Zur Taufe bereit standen Eltern mit ihren Babys, Kindern und Jugendlichen. Ebenso eine iranische Familie, mit Eltern und Kind, die in der Flüchtlingsunterkunft auf dem nahegelegenen Vogelsang lebt und nun dem christlichen Glauben folgen will. Einer nach dem anderen stieg ins Wasser.

Anna-Lena und Tobias Schulze, die Eltern von Ella, hatten vorher den gewählten Taufort schon mal besucht, um zu schauen, wie sie den Platz finden. Er wurde für perfekt befunden – trotz widriger Bedingungen beim Erstbesuch. „Wir waren im Januar hier, da war viel mehr Wasser und definitiv kältere Temperaturen“, lacht Vater Tobias.

„Wasser ist nicht ihr Ding“

Nun lugte sogar die Sonne immer wieder zwischen den Wolken hervor. Die Eltern waren gespannt, wie ihre zehn Monate alte Tochter die Zeremonie mitsamt Wasserschwall am Kopf wegstecken würde. „Wasser ist absolut nicht ihr Ding“, merkte der Vater vorher noch an. Eigentlich! Doch das Olefwasser schien zu gefallen: die Kleine blieb ruhig – und die Familie war am Ende glücklich.   

„Unsere Erde ist ein wundervoller Platz, voller Leben, bis heute und das verdanken wir Gott“, hatte Pfarrer Joswig zuvor noch gepredigt. Wichtig sei, dass der Mensch sich heute und morgen um Pflanzen, Tiere und andere Menschen kümmert und das Leben wertschätzt. Wie traurig sei das Bienensterben, wie wichtig deshalb eine Blütenpracht. Joswig: „Wie herrlich wäre es, wenn es wirklich überall bunte Oasen gibt, wo unzählige Insekten zu Hause sein können.“

Tütchen mit Blumensamen verteilt

Sogleich wurden Tütchen mit Blumensamen von fleißigen Helfern an alle verteilt. „Jeder kann etwas tun“, motivierte Joswig und forderte die Gemeinde auf, Bilder per Whatsapp oder Mail zu schicken von dem, was aus diesen Samen geworden ist. Dann könne man bald auf der Website der Evangelischen Kirche eine Palette von bunten Blumenbildern zeigen.

Im Anschluss an die Gottesdienst fügte sich nahtlos noch das Gemeindefest an. Dort wurde ein buntes Unterhaltungsprogramm und großes Kuchenbüffet für die Besucher geboten. Zahlreiche Stände darunter auch NABU, Nationalpark Eifel und Pfadfinder, luden zum Informieren und Ausprobieren ein. Man konnte Dosenwerfen, Holzschnitzen und Insektenhotels bauen. Auch die Jugendfeuerwehr präsentierte sich und bot Wasserspiele an.

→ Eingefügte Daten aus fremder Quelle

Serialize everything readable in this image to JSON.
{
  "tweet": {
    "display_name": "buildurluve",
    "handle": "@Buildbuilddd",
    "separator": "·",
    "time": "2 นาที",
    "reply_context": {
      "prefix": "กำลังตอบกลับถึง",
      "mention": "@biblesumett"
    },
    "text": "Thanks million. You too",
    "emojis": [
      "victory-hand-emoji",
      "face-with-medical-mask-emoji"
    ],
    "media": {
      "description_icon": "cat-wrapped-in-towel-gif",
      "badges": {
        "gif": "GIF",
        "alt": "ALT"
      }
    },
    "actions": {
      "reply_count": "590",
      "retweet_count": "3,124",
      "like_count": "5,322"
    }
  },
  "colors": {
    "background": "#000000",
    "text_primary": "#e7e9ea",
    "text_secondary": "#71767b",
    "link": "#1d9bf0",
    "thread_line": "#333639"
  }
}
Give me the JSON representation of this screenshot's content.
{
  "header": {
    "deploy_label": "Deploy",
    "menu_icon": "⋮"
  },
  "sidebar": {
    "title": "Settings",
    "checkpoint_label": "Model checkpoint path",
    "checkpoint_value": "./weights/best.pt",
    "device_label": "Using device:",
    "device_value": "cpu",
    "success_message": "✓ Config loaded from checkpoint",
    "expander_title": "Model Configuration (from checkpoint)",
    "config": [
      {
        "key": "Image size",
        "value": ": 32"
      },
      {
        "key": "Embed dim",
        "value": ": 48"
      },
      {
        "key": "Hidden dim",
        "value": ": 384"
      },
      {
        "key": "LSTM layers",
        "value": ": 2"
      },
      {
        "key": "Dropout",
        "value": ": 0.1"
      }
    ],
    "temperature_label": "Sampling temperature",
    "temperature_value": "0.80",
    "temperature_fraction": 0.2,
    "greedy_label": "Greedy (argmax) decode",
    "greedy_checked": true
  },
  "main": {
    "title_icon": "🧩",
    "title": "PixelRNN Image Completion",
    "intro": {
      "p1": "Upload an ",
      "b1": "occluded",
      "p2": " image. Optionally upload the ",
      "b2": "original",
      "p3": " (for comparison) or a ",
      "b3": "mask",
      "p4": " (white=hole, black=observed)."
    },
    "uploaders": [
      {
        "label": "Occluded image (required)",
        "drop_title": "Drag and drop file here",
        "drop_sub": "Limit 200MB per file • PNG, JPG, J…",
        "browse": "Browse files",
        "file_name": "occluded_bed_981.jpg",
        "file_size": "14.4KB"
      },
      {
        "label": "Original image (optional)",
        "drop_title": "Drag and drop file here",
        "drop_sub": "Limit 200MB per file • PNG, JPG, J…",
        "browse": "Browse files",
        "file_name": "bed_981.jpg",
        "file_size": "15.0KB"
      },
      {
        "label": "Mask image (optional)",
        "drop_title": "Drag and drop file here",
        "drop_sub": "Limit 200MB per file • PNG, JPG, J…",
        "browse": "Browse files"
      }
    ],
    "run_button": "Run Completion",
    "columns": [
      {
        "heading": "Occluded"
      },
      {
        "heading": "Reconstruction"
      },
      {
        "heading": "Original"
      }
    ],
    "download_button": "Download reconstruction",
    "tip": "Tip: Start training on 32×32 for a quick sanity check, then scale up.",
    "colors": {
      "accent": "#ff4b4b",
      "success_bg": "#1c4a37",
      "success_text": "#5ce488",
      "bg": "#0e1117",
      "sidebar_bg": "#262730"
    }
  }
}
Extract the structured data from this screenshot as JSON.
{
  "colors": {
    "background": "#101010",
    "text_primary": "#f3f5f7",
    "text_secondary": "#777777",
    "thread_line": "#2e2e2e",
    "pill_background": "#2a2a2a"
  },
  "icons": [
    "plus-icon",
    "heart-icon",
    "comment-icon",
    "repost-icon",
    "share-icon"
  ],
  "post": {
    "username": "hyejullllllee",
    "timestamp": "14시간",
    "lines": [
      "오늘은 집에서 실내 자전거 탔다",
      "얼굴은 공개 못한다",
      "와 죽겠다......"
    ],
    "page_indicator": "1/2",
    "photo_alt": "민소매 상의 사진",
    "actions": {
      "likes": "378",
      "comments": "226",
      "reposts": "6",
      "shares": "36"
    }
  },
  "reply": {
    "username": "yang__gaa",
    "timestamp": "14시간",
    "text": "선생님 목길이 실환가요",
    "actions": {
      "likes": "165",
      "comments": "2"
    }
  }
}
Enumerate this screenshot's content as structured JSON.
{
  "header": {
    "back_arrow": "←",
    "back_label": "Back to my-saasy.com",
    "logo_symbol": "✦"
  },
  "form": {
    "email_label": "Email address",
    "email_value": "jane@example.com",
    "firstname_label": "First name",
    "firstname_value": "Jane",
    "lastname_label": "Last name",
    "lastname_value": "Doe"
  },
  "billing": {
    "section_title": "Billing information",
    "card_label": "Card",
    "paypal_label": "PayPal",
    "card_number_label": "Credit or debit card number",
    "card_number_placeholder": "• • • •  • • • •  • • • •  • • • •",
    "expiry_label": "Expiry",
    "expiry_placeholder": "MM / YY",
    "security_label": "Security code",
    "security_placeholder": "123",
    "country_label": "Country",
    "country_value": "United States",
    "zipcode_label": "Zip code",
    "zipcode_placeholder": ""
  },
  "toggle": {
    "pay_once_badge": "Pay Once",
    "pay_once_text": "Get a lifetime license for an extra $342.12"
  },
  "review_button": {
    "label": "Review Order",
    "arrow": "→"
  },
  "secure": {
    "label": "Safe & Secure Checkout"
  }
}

500 Euro für Jugendfeuerwehr

Während des Tauffestes hatten die Seelsorger ein großes Dankeschön an die Hellenthaler Feuerwehr ausgesprochen. Diese habe bei dem Großeinsatz im Februar, bei dem das Pfarrheim brannte, ein Übergreifen auf die Kirche und damit Schlimmeres verhindern können, lobte Ude. Genau das mache die Region aus, dass viele freiwillige Helfer zur Stelle sind, wenn Not am Mann ist. Ude und Joswig überreichten als Dank und für die Nachwuchsförderung 500 Euro in Form eines symbolischen Schecks für die Jugendfeuerwehr an Löschgruppenführer der Gemeinde Hellenthal Daniel Pützer. 

Zum Abschluss des gelungenen Tages gab es ein Konzert von Pascal Metzger, dem Singer-Songwriter aus dem nahegelegenen Heimbach-Vlatten, der in diesem Jahr erfolgreich am „school jam Schülerband Festival“ teilgenommen hat. Mit seiner gefühlvollen Stimme begeisterte er die Zuschauer.